Le contrôle des identités
L'armée et la police irakiennes, appuyées par l'armée américaine, effectuent le 9 septembre le contrôle des identités des employés de la zone industrielle au sud de Kirkouk (photo Laure Marchand / Le Figaro).
Lefigaro.fr | Envoyée spéciale à Kirkouk, Laure Marchand
Tandis que les autorités kurdes réclament à Bagdad le rattachement de ce centre pétrolier à la région autonome du Kurdistan, les attentats contre les forces de l'ordre irakiennes ou américaines se multiplient. Le Figaro a passé une journée dans les pasde la police locale.

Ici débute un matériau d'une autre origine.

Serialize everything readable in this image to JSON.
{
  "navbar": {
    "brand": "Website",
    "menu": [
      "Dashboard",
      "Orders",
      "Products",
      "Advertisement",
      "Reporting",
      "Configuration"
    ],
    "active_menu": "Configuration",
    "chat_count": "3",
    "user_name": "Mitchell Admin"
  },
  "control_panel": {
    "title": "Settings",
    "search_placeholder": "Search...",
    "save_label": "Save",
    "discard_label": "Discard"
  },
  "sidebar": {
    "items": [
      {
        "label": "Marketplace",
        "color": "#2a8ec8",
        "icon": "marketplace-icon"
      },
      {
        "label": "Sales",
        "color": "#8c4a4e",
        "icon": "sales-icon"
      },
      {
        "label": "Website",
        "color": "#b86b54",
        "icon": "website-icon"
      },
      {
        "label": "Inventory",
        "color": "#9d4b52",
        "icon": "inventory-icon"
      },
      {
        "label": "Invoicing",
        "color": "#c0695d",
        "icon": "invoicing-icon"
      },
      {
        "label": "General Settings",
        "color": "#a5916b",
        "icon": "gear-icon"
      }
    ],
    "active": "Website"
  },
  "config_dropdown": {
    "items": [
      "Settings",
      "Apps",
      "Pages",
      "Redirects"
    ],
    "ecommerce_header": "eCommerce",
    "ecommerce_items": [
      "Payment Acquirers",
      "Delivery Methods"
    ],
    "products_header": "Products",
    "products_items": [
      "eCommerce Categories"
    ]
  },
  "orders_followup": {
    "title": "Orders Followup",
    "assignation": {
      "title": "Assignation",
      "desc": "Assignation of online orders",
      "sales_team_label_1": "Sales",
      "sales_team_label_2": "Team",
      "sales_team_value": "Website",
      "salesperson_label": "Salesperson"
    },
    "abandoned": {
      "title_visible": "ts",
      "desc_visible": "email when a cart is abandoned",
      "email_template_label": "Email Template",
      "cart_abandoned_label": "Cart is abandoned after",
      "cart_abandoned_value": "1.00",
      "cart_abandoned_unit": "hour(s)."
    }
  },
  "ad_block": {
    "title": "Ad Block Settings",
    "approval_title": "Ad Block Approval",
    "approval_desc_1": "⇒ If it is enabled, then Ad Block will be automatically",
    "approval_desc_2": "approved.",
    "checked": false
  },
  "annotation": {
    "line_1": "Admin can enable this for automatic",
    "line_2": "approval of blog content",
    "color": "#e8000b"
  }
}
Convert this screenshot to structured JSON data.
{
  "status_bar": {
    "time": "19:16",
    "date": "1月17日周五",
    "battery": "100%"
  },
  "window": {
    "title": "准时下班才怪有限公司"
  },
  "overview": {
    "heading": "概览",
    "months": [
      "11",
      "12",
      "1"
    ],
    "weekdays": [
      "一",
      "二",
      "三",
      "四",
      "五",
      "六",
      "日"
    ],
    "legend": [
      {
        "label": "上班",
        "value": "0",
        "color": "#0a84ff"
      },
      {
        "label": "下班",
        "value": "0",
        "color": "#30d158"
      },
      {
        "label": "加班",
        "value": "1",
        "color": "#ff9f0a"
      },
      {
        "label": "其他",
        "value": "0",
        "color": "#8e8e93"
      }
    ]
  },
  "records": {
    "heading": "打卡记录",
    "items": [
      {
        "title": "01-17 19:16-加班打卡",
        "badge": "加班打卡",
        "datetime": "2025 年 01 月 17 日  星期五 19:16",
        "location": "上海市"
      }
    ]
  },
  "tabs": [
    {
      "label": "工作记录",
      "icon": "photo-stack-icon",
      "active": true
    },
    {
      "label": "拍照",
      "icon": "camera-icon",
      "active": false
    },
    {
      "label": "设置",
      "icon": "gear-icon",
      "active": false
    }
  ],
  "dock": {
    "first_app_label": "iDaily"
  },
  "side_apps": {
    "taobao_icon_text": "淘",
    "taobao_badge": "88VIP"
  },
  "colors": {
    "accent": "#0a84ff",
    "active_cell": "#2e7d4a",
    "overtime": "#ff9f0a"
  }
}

À huit heures du matin, les blindés bouclent la zone industrielle de Kirkouk, dans le nord de l'Irak. Des hélicoptères tournent au-dessus des bâtiments. Personne ne pourra en sortir tant que les contrôles d'identité de tous les ouvriers n'auront pas été effectués et les ateliers fouillés. La veille, deux bombes ont explosé lors du passage de convois militaires sur des routes des environs. Bilan : deux policiers tués et sept blessés, dont trois soldats américains. Sarhad Kadr, le chef de la police chargée de la lutte antiterroriste dans la province, a «reçu des informations». Les auteurs de l'attaque auraient pu se replier ici. Pour «cette opération de routine», ce général kurde a déployé 250 hommes, des policiers, des soldats des armées irakienne et américaine, venues en renfort à sa demande.

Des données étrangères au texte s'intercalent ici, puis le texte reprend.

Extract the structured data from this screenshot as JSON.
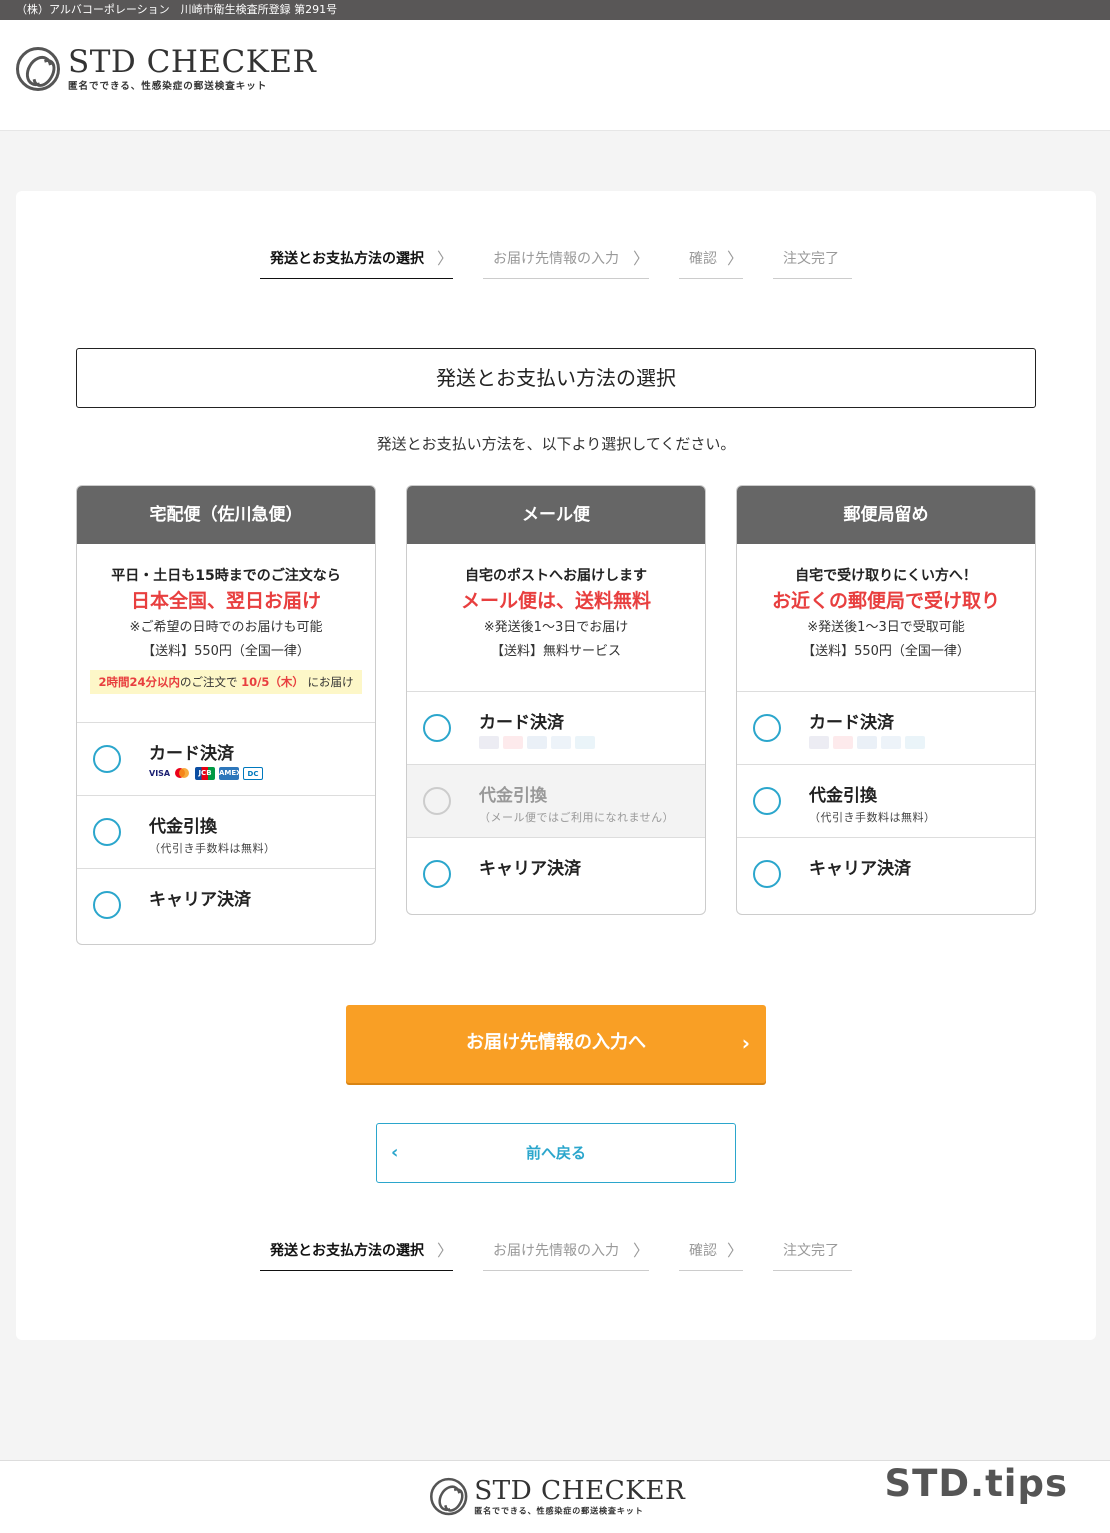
{
  "topbar": {
    "text": "（株）アルバコーポレーション　川崎市衛生検査所登録 第291号"
  },
  "brand": {
    "name": "STD CHECKER",
    "tagline": "匿名でできる、性感染症の郵送検査キット"
  },
  "steps": [
    {
      "label": "発送とお支払方法の選択",
      "active": true
    },
    {
      "label": "お届け先情報の入力",
      "active": false
    },
    {
      "label": "確認",
      "active": false
    },
    {
      "label": "注文完了",
      "active": false
    }
  ],
  "section": {
    "title": "発送とお支払い方法の選択",
    "lead": "発送とお支払い方法を、以下より選択してください。"
  },
  "plans": [
    {
      "title": "宅配便（佐川急便）",
      "line1": "平日・土日も15時までのご注文なら",
      "line2": "日本全国、翌日お届け",
      "line3": "※ご希望の日時でのお届けも可能",
      "line4": "【送料】550円（全国一律）",
      "promo": {
        "prefix": "2時間24分以内",
        "mid": "のご注文で",
        "date": "10/5（木）",
        "suffix": "にお届け"
      },
      "options": [
        {
          "label": "カード決済",
          "note": "",
          "cards": true
        },
        {
          "label": "代金引換",
          "note": "（代引き手数料は無料）"
        },
        {
          "label": "キャリア決済",
          "note": ""
        }
      ]
    },
    {
      "title": "メール便",
      "line1": "自宅のポストへお届けします",
      "line2": "メール便は、送料無料",
      "line3": "※発送後1〜3日でお届け",
      "line4": "【送料】無料サービス",
      "options": [
        {
          "label": "カード決済",
          "note": "",
          "cards": true
        },
        {
          "label": "代金引換",
          "note": "（メール便ではご利用になれません）",
          "disabled": true
        },
        {
          "label": "キャリア決済",
          "note": ""
        }
      ]
    },
    {
      "title": "郵便局留め",
      "line1": "自宅で受け取りにくい方へ！",
      "line2": "お近くの郵便局で受け取り",
      "line3": "※発送後1〜3日で受取可能",
      "line4": "【送料】550円（全国一律）",
      "options": [
        {
          "label": "カード決済",
          "note": "",
          "cards": true
        },
        {
          "label": "代金引換",
          "note": "（代引き手数料は無料）"
        },
        {
          "label": "キャリア決済",
          "note": ""
        }
      ]
    }
  ],
  "card_brands": [
    "VISA",
    "MC",
    "JCB",
    "AMEX",
    "DC"
  ],
  "buttons": {
    "next": "お届け先情報の入力へ",
    "back": "前へ戻る"
  },
  "watermark": "STD.tips",
  "colors": {
    "accent": "#f99f25",
    "link": "#2ba6cc",
    "highlight": "#e83f3f",
    "header": "#666666"
  }
}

Kirkouk et ses gigantesques réserves de pétrole se trouvent au cœur d'une dispute entre le gouvernement central de Bagdad et les autorités kurdes, qui réclament son rattachement à la région autonome du Kurdistan. Selon le général Ray Odierno, commandant des troupes américaines en Irak, «al-Qaida s'engouffre dans le fossé qui s'est creusé entre Arabes et Kurdes», et la province, ainsi que ses deux voisines, Ninive et Diyala, sont devenues les principaux foyers d'instabilité du pays. Rompant avec l'accord de sécurité conclu entre Bagdad et Washington, qui a entraîné le retrait des troupes américaines des villes en juin avant leur départ définitif en 2011, Odierno a proposé en août l'établissement d'une force composée de soldats américains, irakiens et de pechmergas kurdes. Leur mission consisterait essentiellement à sécuriser les villages de ces territoires disputés.

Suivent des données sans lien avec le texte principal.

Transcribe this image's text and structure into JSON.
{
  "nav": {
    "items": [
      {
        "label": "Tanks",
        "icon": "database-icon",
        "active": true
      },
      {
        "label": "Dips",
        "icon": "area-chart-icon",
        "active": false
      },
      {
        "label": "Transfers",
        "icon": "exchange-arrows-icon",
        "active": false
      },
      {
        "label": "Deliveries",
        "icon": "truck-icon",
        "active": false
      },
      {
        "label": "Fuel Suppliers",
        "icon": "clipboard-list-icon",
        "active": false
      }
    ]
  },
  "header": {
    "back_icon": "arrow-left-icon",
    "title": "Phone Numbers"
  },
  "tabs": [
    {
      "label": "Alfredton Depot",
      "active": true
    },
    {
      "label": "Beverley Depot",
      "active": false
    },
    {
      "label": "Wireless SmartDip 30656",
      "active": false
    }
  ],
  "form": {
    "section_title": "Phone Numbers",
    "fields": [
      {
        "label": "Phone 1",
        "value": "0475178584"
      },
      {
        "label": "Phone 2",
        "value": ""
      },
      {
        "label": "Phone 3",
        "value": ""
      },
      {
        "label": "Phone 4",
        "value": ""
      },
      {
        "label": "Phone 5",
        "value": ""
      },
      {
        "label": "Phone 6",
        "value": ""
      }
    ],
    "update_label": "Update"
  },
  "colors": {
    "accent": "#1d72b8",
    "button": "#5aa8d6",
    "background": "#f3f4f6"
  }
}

Le général Kadr a envoyé ses troupes inspecter les bâtiments. Assis sous un ventilateur fatigué, il passe en revue les atouts du plan américain : «Vu l'importance de la superficie, la nettoyer en entier est difficile. En plus, il faut prendre en compte un possible risque de guerre entre les communautés. Ce projet de force multiethnique est donc positif.» À ses côtés, le lieutenant-colonel Andrew Shoffner estime que «l'opération en cours représente un bon exemple du fonctionnement des futures troupes mixtes. Seuls manquent les pechmergas. Mais les Irakiens sont désormais capables de conduire ce type d'actions. Il y a deux ans, c'était impossible».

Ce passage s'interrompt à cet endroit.